Rozczarowująco się zakończył mecz pomiędzy Holandią, a Francją w drugiej kolejce EURO 2024.
Bez bramek po raz pierwszy
Do tej pory turniej przynosił mnóstwo emocji i w każdym spotkaniu widzieliśmy jakieś bramki. Tym razem niestety było inaczej.
Choć Holandia blisko była, by wywalczyć trzy punkty w tym starciu. Xavi Simons w 69. minucie dobijał po strzale Memphisa Depaya. Sędzia (przy interwencji VAR) uznał jedna, że prawdopodobnie jeden z Holendrów przeszkadzał Mike'owi Maignanowi w trakcie obrony. A poza tym mógł być tam spalony.
Generalnie, choć było kilka sytuacji podbramkowych, to trzeba przyznać, że był to dość nudny mecz.

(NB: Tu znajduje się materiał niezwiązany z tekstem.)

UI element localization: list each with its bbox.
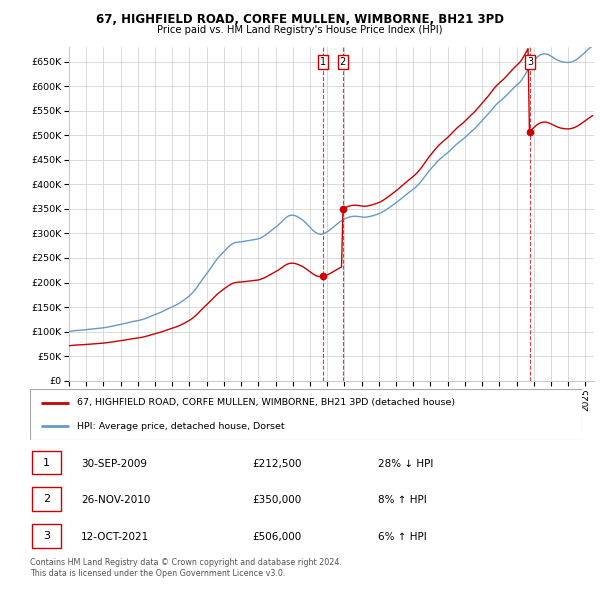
Text: 12-OCT-2021: 12-OCT-2021 (81, 532, 149, 542)
Bar (32, 487, 61, 511)
Text: 3: 3 (43, 531, 50, 540)
Text: 67, HIGHFIELD ROAD, CORFE MULLEN, WIMBORNE, BH21 3PD: 67, HIGHFIELD ROAD, CORFE MULLEN, WIMBOR… (96, 13, 504, 26)
Text: £212,500: £212,500 (252, 459, 302, 468)
Text: 6% ↑ HPI: 6% ↑ HPI (378, 532, 427, 542)
Text: 26-NOV-2010: 26-NOV-2010 (81, 496, 151, 505)
Text: £350,000: £350,000 (252, 496, 301, 505)
Text: Price paid vs. HM Land Registry's House Price Index (HPI): Price paid vs. HM Land Registry's House … (157, 25, 443, 35)
Text: 28% ↓ HPI: 28% ↓ HPI (378, 459, 433, 468)
Text: HPI: Average price, detached house, Dorset: HPI: Average price, detached house, Dors… (77, 421, 284, 431)
Text: 8% ↑ HPI: 8% ↑ HPI (378, 496, 427, 505)
Text: 30-SEP-2009: 30-SEP-2009 (81, 459, 147, 468)
Text: 1: 1 (43, 458, 50, 467)
Bar (32, 524, 61, 548)
Text: £506,000: £506,000 (252, 532, 301, 542)
Bar (32, 451, 61, 474)
Text: Contains HM Land Registry data © Crown copyright and database right 2024.
This d: Contains HM Land Registry data © Crown c… (30, 558, 342, 578)
Text: 1: 1 (320, 57, 326, 67)
Text: 2: 2 (340, 57, 346, 67)
Text: 67, HIGHFIELD ROAD, CORFE MULLEN, WIMBORNE, BH21 3PD (detached house): 67, HIGHFIELD ROAD, CORFE MULLEN, WIMBOR… (77, 398, 455, 408)
Text: 2: 2 (43, 494, 50, 504)
Text: 3: 3 (527, 57, 533, 67)
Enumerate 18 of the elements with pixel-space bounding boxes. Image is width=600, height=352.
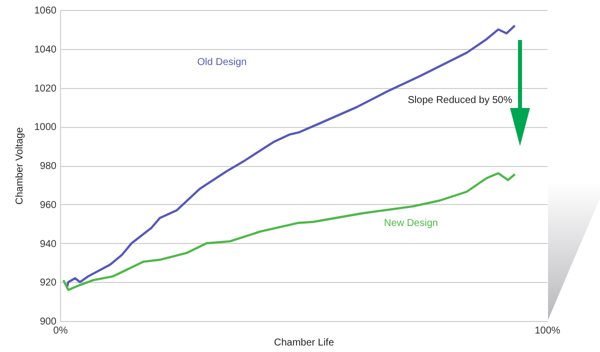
line-series (62, 172, 516, 291)
x-axis-title: Chamber Life (274, 338, 334, 348)
x-tick-label: 0% (53, 326, 68, 336)
text: Old Design (197, 57, 247, 68)
y-tick-label: 1020 (34, 83, 57, 94)
y-tick-label: 980 (40, 161, 57, 172)
series-label: New Design (384, 218, 438, 229)
y-tick-label: 900 (40, 316, 57, 328)
line-series (66, 24, 516, 290)
y-tick-label: 940 (40, 238, 57, 250)
y-tick-label: 920 (40, 278, 57, 289)
y-tick-label: 1060 (34, 6, 57, 16)
y-tick-label: 1000 (34, 122, 57, 134)
x-tick-label: 100% (534, 326, 560, 336)
y-axis-title: Chamber Voltage (14, 126, 26, 205)
y-tick-label: 960 (40, 200, 57, 211)
annotation: Slope Reduced by 50% (408, 95, 512, 106)
y-tick-label: 1040 (34, 44, 57, 56)
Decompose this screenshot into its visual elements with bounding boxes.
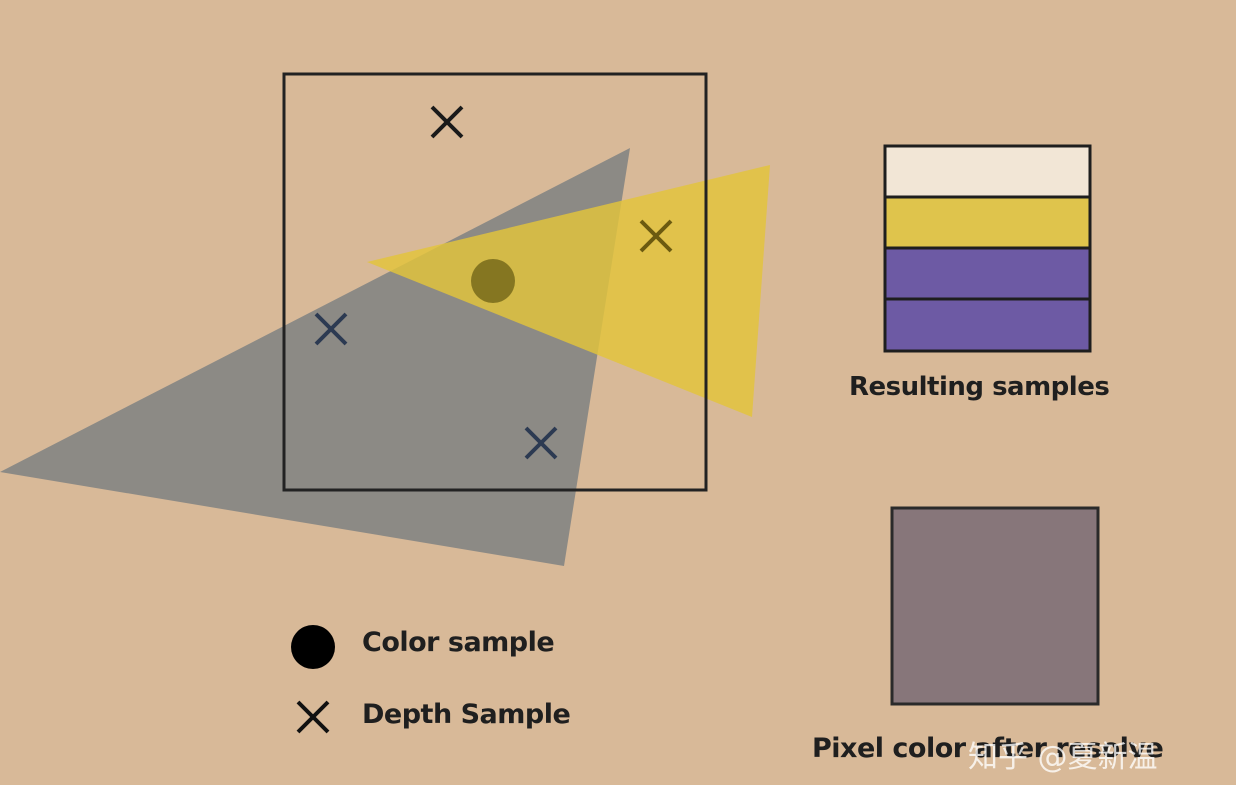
resulting-samples-stack [883, 144, 1092, 353]
depth-sample-bottom [524, 426, 558, 460]
gray-triangle [0, 148, 630, 566]
yellow-triangle [367, 165, 770, 417]
legend-depth-sample-label: Depth Sample [362, 699, 571, 730]
sample-slot-purple-1 [883, 246, 1092, 301]
resolved-pixel-swatch [890, 506, 1100, 706]
pixel-square [282, 72, 708, 492]
depth-sample-right [639, 219, 673, 253]
sample-slot-white [883, 144, 1092, 199]
pixel-color-after-resolve-label: Pixel color after resolve [812, 733, 1164, 764]
watermark: 知乎 @夏新温 [968, 740, 1158, 775]
sample-slot-purple-2 [883, 297, 1092, 353]
resulting-samples-label: Resulting samples [849, 372, 1110, 402]
sample-slot-yellow [883, 195, 1092, 250]
legend-color-sample-label: Color sample [362, 627, 555, 658]
depth-sample-left [314, 312, 348, 346]
color-sample-dot [471, 259, 515, 303]
x-mark-icon [296, 700, 330, 734]
filled-circle-icon [291, 625, 335, 669]
depth-sample-top [430, 105, 464, 139]
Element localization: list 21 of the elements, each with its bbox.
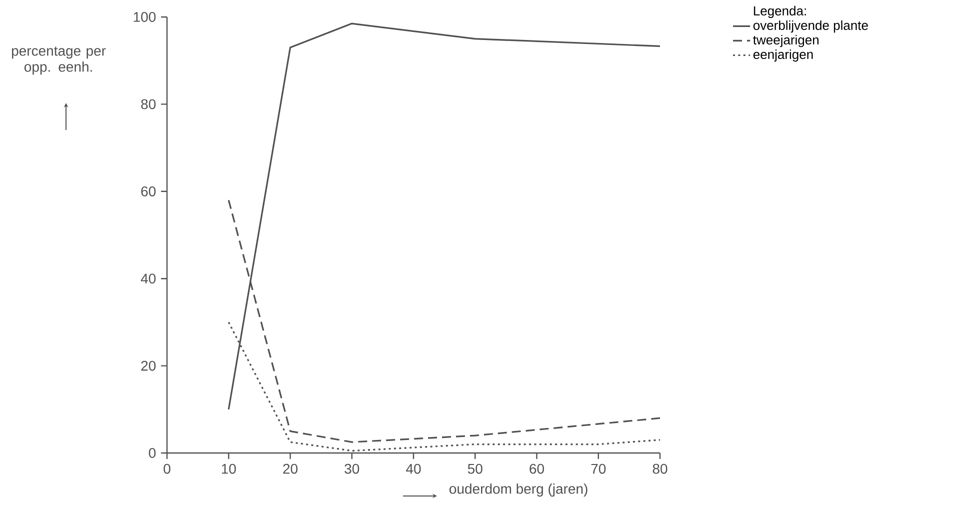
y-tick-label: 60	[141, 186, 156, 196]
y-tick-label: 80	[141, 99, 156, 110]
legend-label: overblijvende plante	[753, 20, 868, 33]
x-tick-label: 20	[283, 464, 298, 474]
x-tick-label: 0	[164, 464, 170, 474]
y-tick-label: 0	[148, 448, 156, 458]
x-axis-title: ouderdom berg (jaren)	[450, 484, 588, 497]
x-tick-label: 30	[344, 464, 360, 474]
y-axis-title: percentage per opp. eenh.	[12, 46, 106, 75]
y-tick-label: 20	[141, 360, 156, 371]
legend-title: Legenda:	[754, 6, 806, 18]
y-tick-label: 100	[134, 12, 156, 22]
x-tick-label: 80	[652, 464, 668, 474]
x-tick-label: 70	[591, 464, 606, 474]
x-tick-label: 40	[406, 464, 421, 474]
legend-label: eenjarigen	[753, 49, 813, 62]
x-tick-label: 60	[530, 464, 544, 474]
y-tick-label: 40	[140, 274, 156, 284]
x-tick-label: 10	[222, 464, 236, 474]
legend-label: tweejarigen	[753, 34, 819, 48]
x-tick-label: 50	[468, 464, 482, 474]
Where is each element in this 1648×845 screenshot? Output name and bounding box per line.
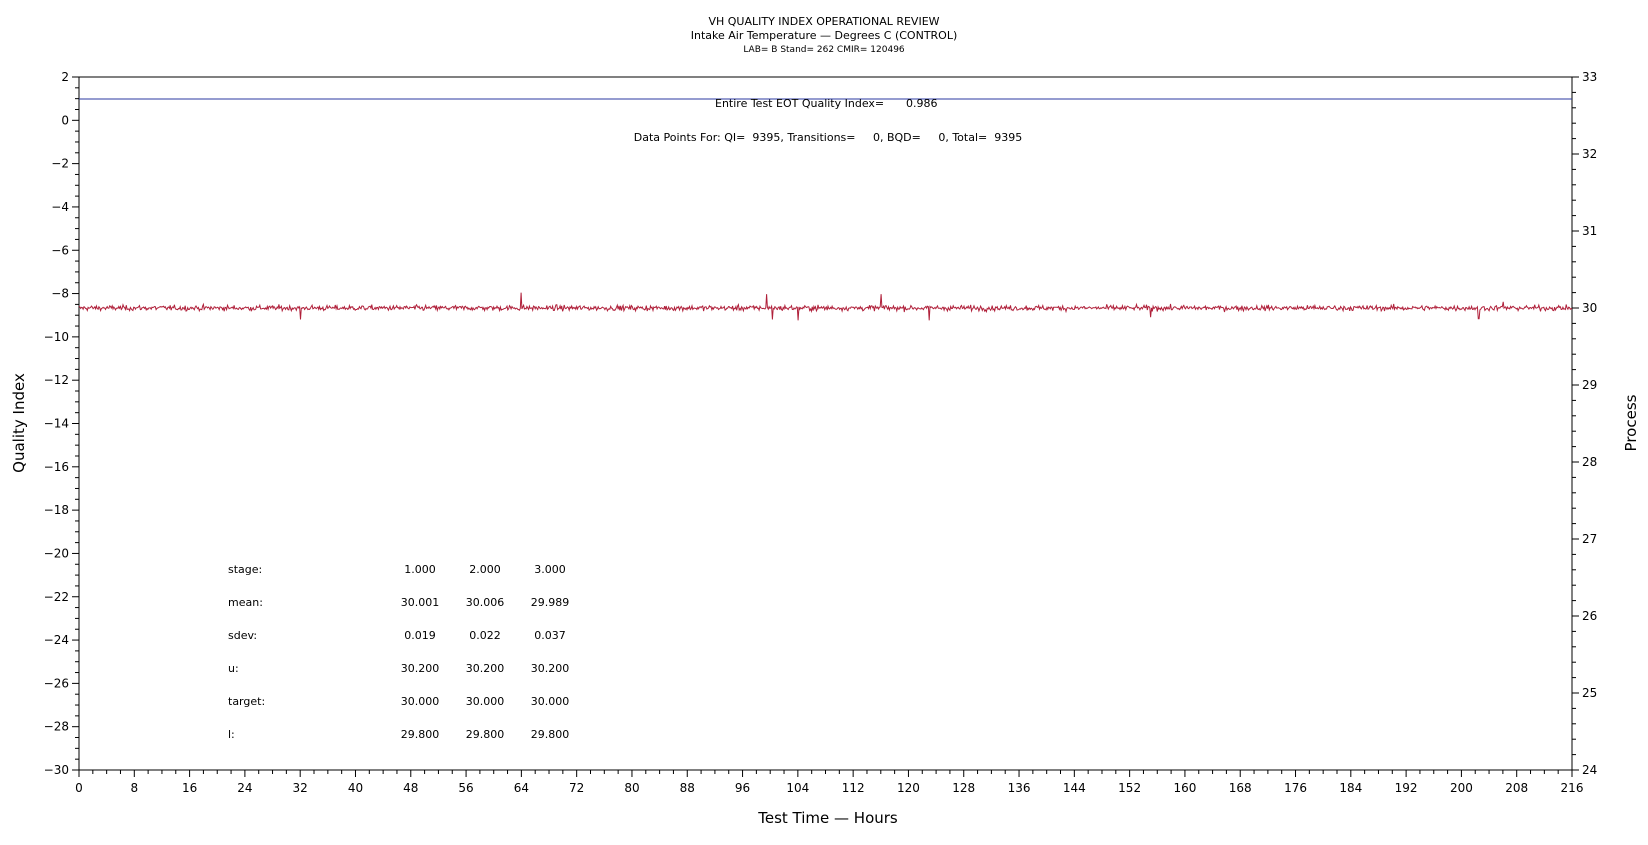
stats-table: stage: 1.000 2.000 3.000 mean: 30.001 30.006 29… bbox=[228, 563, 569, 741]
stats-cell-value: 30.200 bbox=[401, 662, 440, 675]
x-tick-label: 88 bbox=[680, 781, 695, 795]
y-tick-label: −30 bbox=[44, 763, 69, 777]
x-tick-label: 0 bbox=[75, 781, 83, 795]
x-tick-label: 80 bbox=[624, 781, 639, 795]
stats-cell-value: 29.800 bbox=[531, 728, 570, 741]
x-tick-label: 104 bbox=[786, 781, 809, 795]
chart-subtitle: Intake Air Temperature — Degrees C (CONT… bbox=[691, 29, 958, 42]
x-tick-label: 32 bbox=[293, 781, 308, 795]
x-tick-label: 184 bbox=[1339, 781, 1362, 795]
x-tick-label: 64 bbox=[514, 781, 529, 795]
y-tick-label: 0 bbox=[61, 113, 69, 127]
left-axis-ticks: 2 0 −2 −4 −6 −8 −10 −12 −14 −16 −18 −20 −22 −24 −26 −28… bbox=[44, 70, 79, 777]
stats-cell-value: 30.200 bbox=[531, 662, 570, 675]
stats-cell-value: 0.022 bbox=[469, 629, 501, 642]
chart-title: VH QUALITY INDEX OPERATIONAL REVIEW bbox=[708, 15, 939, 28]
y-tick-label: −28 bbox=[44, 720, 69, 734]
x-tick-label: 192 bbox=[1395, 781, 1418, 795]
y2-tick-label: 24 bbox=[1582, 763, 1597, 777]
y2-tick-label: 31 bbox=[1582, 224, 1597, 238]
stats-row-label: u: bbox=[228, 662, 239, 675]
y2-tick-label: 28 bbox=[1582, 455, 1597, 469]
x-tick-label: 144 bbox=[1063, 781, 1086, 795]
y2-tick-label: 33 bbox=[1582, 70, 1597, 84]
data-points-annotation: Data Points For: QI= 9395, Transitions= … bbox=[634, 131, 1022, 144]
stats-cell-value: 30.000 bbox=[531, 695, 570, 708]
x-tick-label: 16 bbox=[182, 781, 197, 795]
y-tick-label: 2 bbox=[61, 70, 69, 84]
stats-cell-value: 30.006 bbox=[466, 596, 505, 609]
stats-cell-value: 0.037 bbox=[534, 629, 566, 642]
y-tick-label: −14 bbox=[44, 417, 69, 431]
x-tick-label: 72 bbox=[569, 781, 584, 795]
stats-row-label: l: bbox=[228, 728, 235, 741]
y2-tick-label: 25 bbox=[1582, 686, 1597, 700]
y-tick-label: −6 bbox=[51, 243, 69, 257]
x-tick-label: 200 bbox=[1450, 781, 1473, 795]
y-tick-label: −26 bbox=[44, 676, 69, 690]
x-tick-label: 40 bbox=[348, 781, 363, 795]
bottom-axis-ticks: 0 8 16 24 32 40 48 56 64 72 80 88 96 104 112 120 128 136 1… bbox=[75, 770, 1583, 795]
x-tick-label: 152 bbox=[1118, 781, 1141, 795]
y2-tick-label: 26 bbox=[1582, 609, 1597, 623]
right-axis-ticks: 33 32 31 30 29 28 27 26 25 24 bbox=[1572, 70, 1597, 777]
x-tick-label: 112 bbox=[842, 781, 865, 795]
stats-cell-value: 3.000 bbox=[534, 563, 566, 576]
x-tick-label: 216 bbox=[1561, 781, 1584, 795]
x-tick-label: 8 bbox=[130, 781, 138, 795]
y2-tick-label: 27 bbox=[1582, 532, 1597, 546]
y2-tick-label: 30 bbox=[1582, 301, 1597, 315]
y-tick-label: −8 bbox=[51, 287, 69, 301]
x-tick-label: 160 bbox=[1173, 781, 1196, 795]
y-axis-label: Quality Index bbox=[10, 373, 28, 473]
stats-row-label: sdev: bbox=[228, 629, 257, 642]
x-tick-label: 168 bbox=[1229, 781, 1252, 795]
x-tick-label: 120 bbox=[897, 781, 920, 795]
chart-subtitle-lab: LAB= B Stand= 262 CMIR= 120496 bbox=[743, 45, 905, 55]
process-series-line bbox=[78, 292, 1573, 321]
plot-frame bbox=[78, 76, 1573, 771]
stats-row-label: target: bbox=[228, 695, 265, 708]
stats-cell-value: 2.000 bbox=[469, 563, 501, 576]
stats-cell-value: 29.800 bbox=[401, 728, 440, 741]
x-axis-label: Test Time — Hours bbox=[757, 809, 898, 827]
x-tick-label: 176 bbox=[1284, 781, 1307, 795]
x-tick-label: 24 bbox=[237, 781, 252, 795]
stats-row-label: mean: bbox=[228, 596, 263, 609]
stats-cell-value: 30.000 bbox=[466, 695, 505, 708]
y-tick-label: −16 bbox=[44, 460, 69, 474]
y-tick-label: −10 bbox=[44, 330, 69, 344]
stats-cell-value: 0.019 bbox=[404, 629, 436, 642]
stats-cell-value: 30.001 bbox=[401, 596, 440, 609]
x-tick-label: 208 bbox=[1505, 781, 1528, 795]
qi-annotation-label: Entire Test EOT Quality Index= bbox=[715, 97, 884, 110]
x-tick-label: 48 bbox=[403, 781, 418, 795]
stats-cell-value: 29.800 bbox=[466, 728, 505, 741]
y2-tick-label: 32 bbox=[1582, 147, 1597, 161]
x-tick-label: 96 bbox=[735, 781, 750, 795]
stats-cell-value: 30.000 bbox=[401, 695, 440, 708]
stats-cell-value: 30.200 bbox=[466, 662, 505, 675]
x-tick-label: 128 bbox=[952, 781, 975, 795]
y-tick-label: −22 bbox=[44, 590, 69, 604]
y2-axis-label: Process bbox=[1622, 394, 1640, 451]
y-tick-label: −24 bbox=[44, 633, 69, 647]
x-tick-label: 136 bbox=[1008, 781, 1031, 795]
stats-cell-value: 1.000 bbox=[404, 563, 436, 576]
y-tick-label: −2 bbox=[51, 157, 69, 171]
stats-cell-value: 29.989 bbox=[531, 596, 570, 609]
y-tick-label: −12 bbox=[44, 373, 69, 387]
y-tick-label: −4 bbox=[51, 200, 69, 214]
stats-row-label: stage: bbox=[228, 563, 262, 576]
y-tick-label: −18 bbox=[44, 503, 69, 517]
y-tick-label: −20 bbox=[44, 546, 69, 560]
qi-annotation-value: 0.986 bbox=[906, 97, 938, 110]
y2-tick-label: 29 bbox=[1582, 378, 1597, 392]
x-tick-label: 56 bbox=[458, 781, 473, 795]
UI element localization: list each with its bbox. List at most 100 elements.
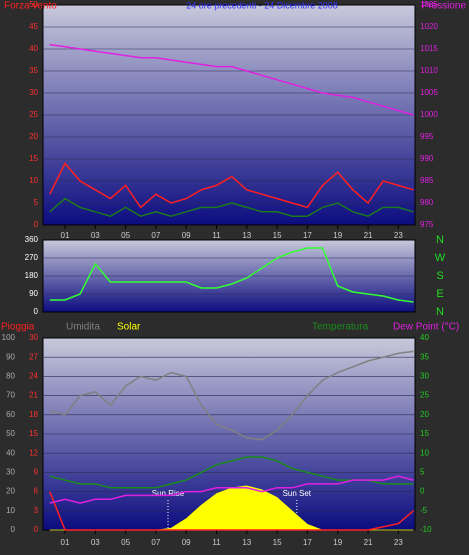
x-tick-label: 23: [394, 231, 403, 240]
y-tick-label: 30: [29, 88, 38, 97]
y2-tick-label: -10: [420, 525, 432, 534]
y2-tick-label: 30: [420, 372, 429, 381]
x-tick-label: 21: [364, 538, 373, 547]
x-tick-label: 01: [61, 538, 70, 547]
legend-entry: Solar: [117, 322, 141, 333]
y-tick-label: 5: [34, 198, 39, 207]
x-tick-label: 05: [121, 231, 130, 240]
y2-tick-label: 985: [420, 176, 434, 185]
x-tick-label: 17: [303, 231, 312, 240]
y2-tick-label: 5: [420, 468, 425, 477]
annotation: Sun Rise: [152, 489, 185, 498]
chart-title: 24 ore precedenti - 24 Dicembre 2008: [186, 0, 338, 10]
y-tick-label: 30: [6, 468, 15, 477]
series-line: [49, 350, 414, 441]
y-tick-label: 50: [29, 0, 38, 9]
legend-entry: Umidita: [66, 322, 100, 333]
x-tick-label: 11: [212, 538, 221, 547]
y-tick-label: 20: [6, 487, 15, 496]
legend-entry: Dew Point (°C): [393, 322, 459, 333]
y2-tick-label: W: [435, 252, 446, 264]
y-tick-label: 10: [6, 506, 15, 515]
y3-tick-label: 21: [29, 391, 38, 400]
y2-tick-label: 25: [420, 391, 429, 400]
y-tick-label: 80: [6, 372, 15, 381]
x-tick-label: 23: [394, 538, 403, 547]
y3-tick-label: 12: [29, 448, 38, 457]
y2-tick-label: 1005: [420, 88, 438, 97]
y2-tick-label: S: [436, 270, 443, 282]
x-tick-label: 05: [121, 538, 130, 547]
x-tick-label: 13: [242, 231, 251, 240]
y-tick-label: 20: [29, 132, 38, 141]
y2-tick-label: 1015: [420, 44, 438, 53]
x-tick-label: 01: [61, 231, 70, 240]
y-tick-label: 100: [2, 333, 16, 342]
y-tick-label: 360: [25, 235, 39, 244]
y-tick-label: 40: [29, 44, 38, 53]
series-line: [49, 475, 414, 504]
y3-tick-label: 6: [34, 487, 39, 496]
x-tick-label: 21: [364, 231, 373, 240]
y-tick-label: 15: [29, 154, 38, 163]
y2-tick-label: 1000: [420, 110, 438, 119]
legend-entry: Temperatura: [312, 322, 369, 333]
y3-tick-label: 0: [34, 525, 39, 534]
y-tick-label: 270: [25, 253, 39, 262]
y-tick-label: 0: [11, 525, 16, 534]
y-tick-label: 40: [6, 448, 15, 457]
y2-tick-label: N: [436, 306, 444, 318]
y-tick-label: 90: [29, 289, 38, 298]
y-tick-label: 0: [34, 307, 39, 316]
y-tick-label: 70: [6, 391, 15, 400]
series-line: [49, 162, 414, 209]
y2-tick-label: 10: [420, 448, 429, 457]
x-tick-label: 07: [151, 538, 160, 547]
x-tick-label: 09: [182, 538, 191, 547]
x-tick-label: 15: [273, 231, 282, 240]
y3-tick-label: 24: [29, 372, 38, 381]
annotation: Sun Set: [283, 489, 312, 498]
legend-entry: Pioggia: [1, 322, 35, 333]
y3-tick-label: 30: [29, 333, 38, 342]
y2-tick-label: N: [436, 234, 444, 246]
x-tick-label: 11: [212, 231, 221, 240]
y2-tick-label: E: [436, 288, 443, 300]
legend-entry: Pressione: [422, 1, 467, 12]
y-tick-label: 45: [29, 22, 38, 31]
y-tick-label: 60: [6, 410, 15, 419]
y3-tick-label: 15: [29, 429, 38, 438]
series-line: [49, 247, 414, 303]
x-tick-label: 03: [91, 231, 100, 240]
y2-tick-label: 35: [420, 352, 429, 361]
y3-tick-label: 27: [29, 352, 38, 361]
y2-tick-label: 990: [420, 154, 434, 163]
series-line: [49, 491, 414, 531]
y2-tick-label: 975: [420, 220, 434, 229]
y2-tick-label: 1010: [420, 66, 438, 75]
y-tick-label: 10: [29, 176, 38, 185]
y3-tick-label: 3: [34, 506, 39, 515]
x-tick-label: 19: [333, 231, 342, 240]
x-tick-label: 17: [303, 538, 312, 547]
y3-tick-label: 18: [29, 410, 38, 419]
y-tick-label: 0: [34, 220, 39, 229]
y-tick-label: 50: [6, 429, 15, 438]
x-tick-label: 15: [273, 538, 282, 547]
y2-tick-label: 40: [420, 333, 429, 342]
y2-tick-label: 15: [420, 429, 429, 438]
y-tick-label: 90: [6, 352, 15, 361]
y3-tick-label: 9: [34, 468, 39, 477]
y2-tick-label: 1020: [420, 22, 438, 31]
legend-entry: Forza vento: [4, 1, 57, 12]
y2-tick-label: 980: [420, 198, 434, 207]
series-line: [49, 43, 414, 116]
y2-tick-label: 1025: [420, 0, 438, 9]
y2-tick-label: 995: [420, 132, 434, 141]
x-tick-label: 13: [242, 538, 251, 547]
y2-tick-label: 0: [420, 487, 425, 496]
y-tick-label: 180: [25, 271, 39, 280]
x-tick-label: 19: [333, 538, 342, 547]
series-line: [49, 197, 414, 218]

Przenosimy się na mecz naszych grupowych rywali, a tu na razie 0:0. Między innymi dlatego:
— TVP SPORT (@sport_tvppl) June 21, 2024
🔴📲 Oglądaj #NEDFRA 👉 https://t.co/y2bL9DQezo pic.twitter.com/K6QXnXweKf
To mogło być 1:0 dla Holandii, ale...
— TVP SPORT (@sport_tvppl) June 21, 2024
🔴📲 Oglądaj #NEDFRA 👉 https://t.co/y2bL9DQezo pic.twitter.com/6jKR4Ekfz5
Ten wynik po dwóch porażkach Polski dla biało-czerwonych oznacza, że tak czy siak odpadają już z EURO 2024. A przed podopiecznymi Michała Probierza jeszcze starcie z Francją.